Statkraft's regional office for Central Norway is located in Luster's municipal centre Gaupne. The 50 positions here have been extremely important for attracting new residents to the area, as well as developing local expertise.
Location: Luster, Norway
Photographer: Hans Fredrik Asbjørnsen
Hydrologist Even Loe moved from Oslo with his wife Marit to pursue an exciting job opportunity that opened up for him in Statkraft 10 years ago. Together with their children Rasmus and Jostein, they often go hiking in the mountains, and appreciate the natural surroundings and public services in the municipality.
Hydrologist Even Loe is one of those who moved here. He works for Statkraft and lives in Jostedal with his wife and two sons. Neither Loe nor his wife had any connection to Luster before they decided to move from Oslo around 10 years ago.
"I had just finished my thesis in glaciology, the study of ice, and our second son had been born," says Loe.
"When I saw Statkraft advertise a hydrologist position in Luster, we jumped at the opportunity. The fact that Statkraft offered to rent a house for us, also made it very easy to accept the job. Some buildings in the municipality, including the community centre, are the result of licence requirements for hydropower development. It also helps a great deal that the municipality receives power revenues so it can afford to operate them."
For hydrologist Loe, Luster was the perfect spot to move. Instead of reading about glaciers in Oslo, he could experience them in everyday life.
"If you look at a map of Southern Norway, Jotunheimen and Jostedalsbreen are centre stage, and we are fortunate to live in close proximity to them," he says.
"But the nature is not only beautiful; it also provides a living for us and the municipality."
One of the licence conditions when Jostedal hydropower plant was built was the establishment of a municipal industrial fund worth NOK 22 million.

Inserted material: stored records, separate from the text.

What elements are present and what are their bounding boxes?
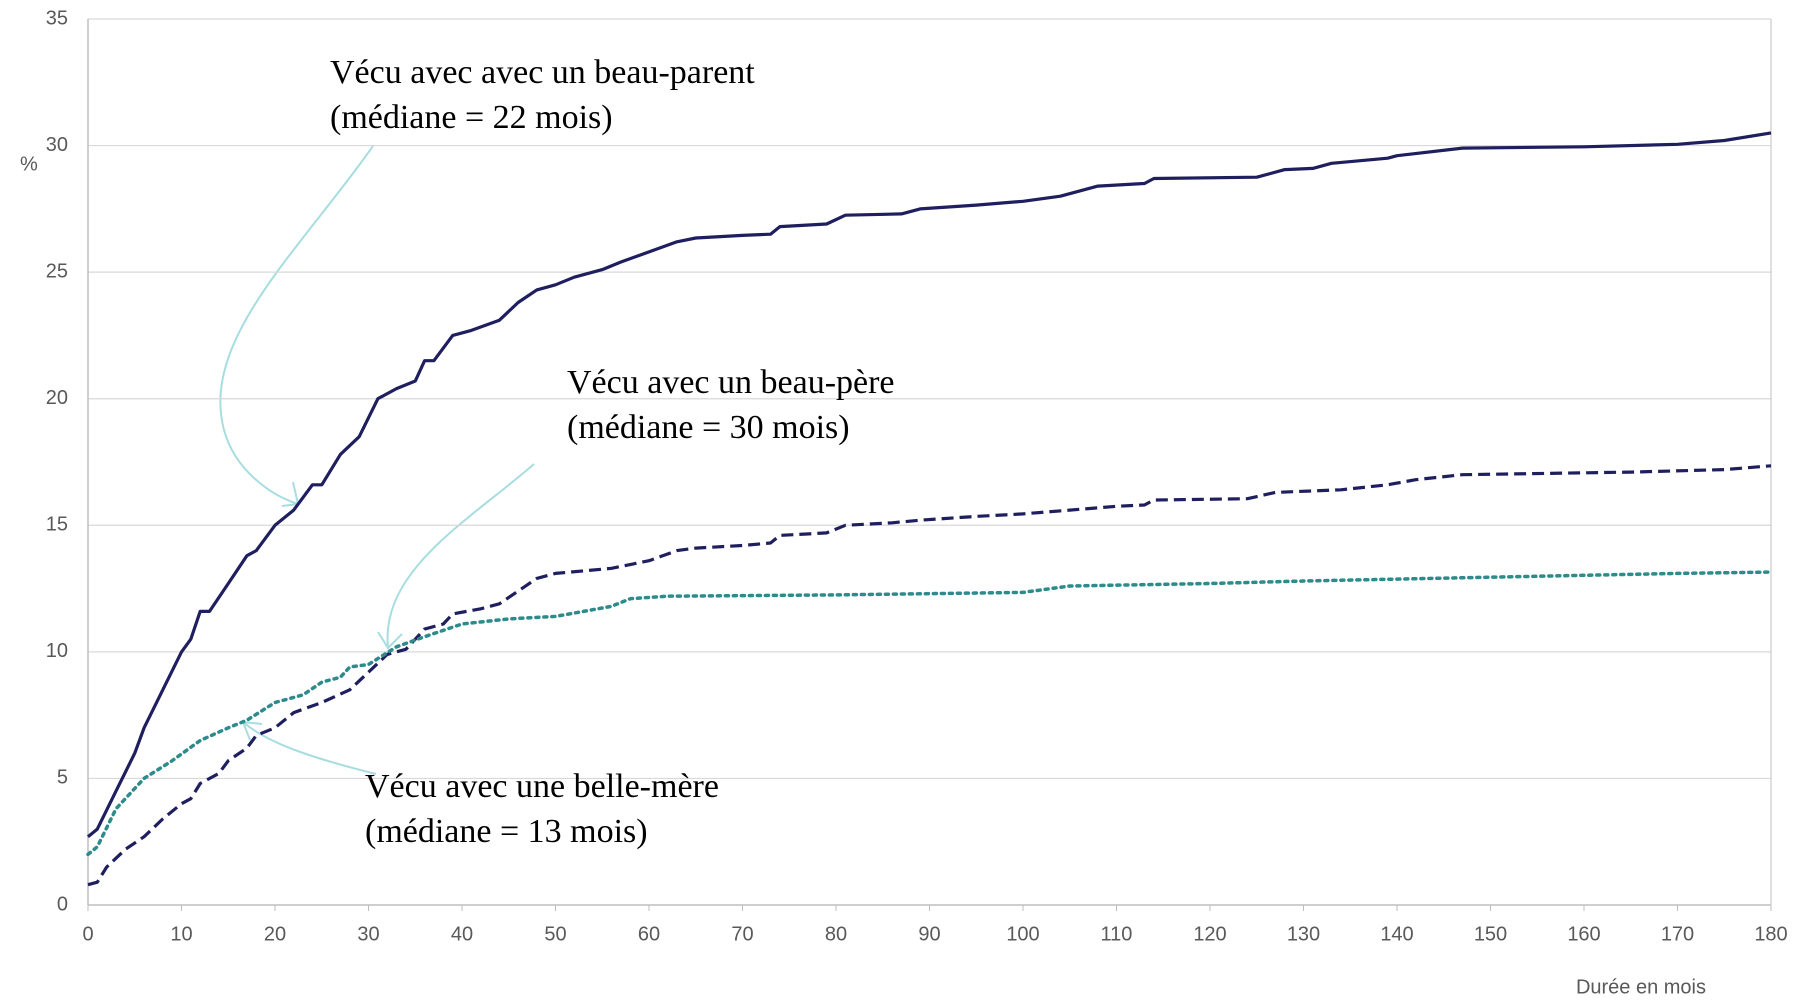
x-axis-label: Durée en mois	[1576, 976, 1706, 998]
y-axis-label: %	[20, 153, 38, 175]
x-tick-label: 20	[264, 923, 286, 945]
x-tick-label: 140	[1380, 923, 1413, 945]
line	[87, 464, 1772, 887]
line	[86, 570, 1773, 857]
y-tick-label: 0	[57, 893, 68, 915]
y-tick-label: 10	[46, 640, 68, 662]
y-tick-label: 20	[46, 387, 68, 409]
line	[86, 131, 1772, 838]
x-tick-label: 0	[82, 923, 93, 945]
x-tick-label: 100	[1006, 923, 1039, 945]
annotation: Vécu avec avec un beau-parent	[330, 54, 755, 91]
x-tick-label: 90	[918, 923, 940, 945]
x-tick-label: 80	[825, 923, 847, 945]
x-tick-label: 150	[1474, 923, 1507, 945]
y-tick-label: 35	[46, 7, 68, 29]
arrow	[219, 145, 374, 507]
annotation: (médiane = 22 mois)	[330, 99, 613, 136]
y-tick-label: 30	[46, 134, 68, 156]
x-tick-label: 180	[1754, 923, 1787, 945]
x-tick-label: 40	[451, 923, 473, 945]
y-tick-label: 15	[46, 514, 68, 536]
x-tick-label: 120	[1193, 923, 1226, 945]
annotation: (médiane = 30 mois)	[567, 409, 850, 446]
x-tick-label: 50	[544, 923, 566, 945]
x-tick-label: 30	[357, 923, 379, 945]
x-tick-label: 160	[1567, 923, 1600, 945]
annotation: (médiane = 13 mois)	[365, 813, 648, 850]
arrow	[241, 720, 377, 775]
x-tick-label: 170	[1661, 923, 1694, 945]
x-tick-label: 110	[1101, 923, 1133, 945]
annotation: Vécu avec une belle-mère	[365, 768, 719, 805]
x-tick-label: 70	[731, 923, 753, 945]
y-tick-label: 25	[46, 260, 68, 282]
x-tick-label: 130	[1287, 923, 1320, 945]
x-tick-label: 10	[170, 923, 192, 945]
x-tick-label: 60	[638, 923, 660, 945]
annotation: Vécu avec un beau-père	[567, 364, 895, 401]
y-tick-label: 5	[57, 767, 68, 789]
arrow	[377, 463, 535, 650]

The return from this fund is earmarked for loans to promising local companies that need an economic boost.
"In addition, NOK 5 million of the annual licence fee is used for business development," says Mayor Kvalen. "Our businesses clearly have access to the best business development programme in Norway."
Several companies have been established in the municipality because of the excellent programme. They have in turn created jobs.
The leading producer of transfer labels for clothing, Avery Dennison NTP, is one of the municipality's best examples.
"Avery Dennison NTP got help with start-up funds and office space from the municipality, and set up the factory 25 years ago in a municipal business centre in Gaupne," says Kvalen.
"In the beginning there were four employees; now there are 130. This shows how important these funds are for regional business development and local jobs."
Text: Heidi Bruvik Sæther
Photos: Hans Fredrik Asbjørnsen
The article has also been published in Statkraft's magazine People & Power no. 3/2016.
Close to 200 Norwegian municipalities receive revenues from hydropower production, but only 10–15 members of the Association of Hydropowerproducing Municipalities Landssamanslutninga av Vasskraftkommunar (LVK)) can be said to have particularly high revenues as a result of hydropower development. These municipalities all have small populations combined with large hydropower plants.
The revenue comes from licence fees and taxes that builders and power plant owners have to pay to the municipality.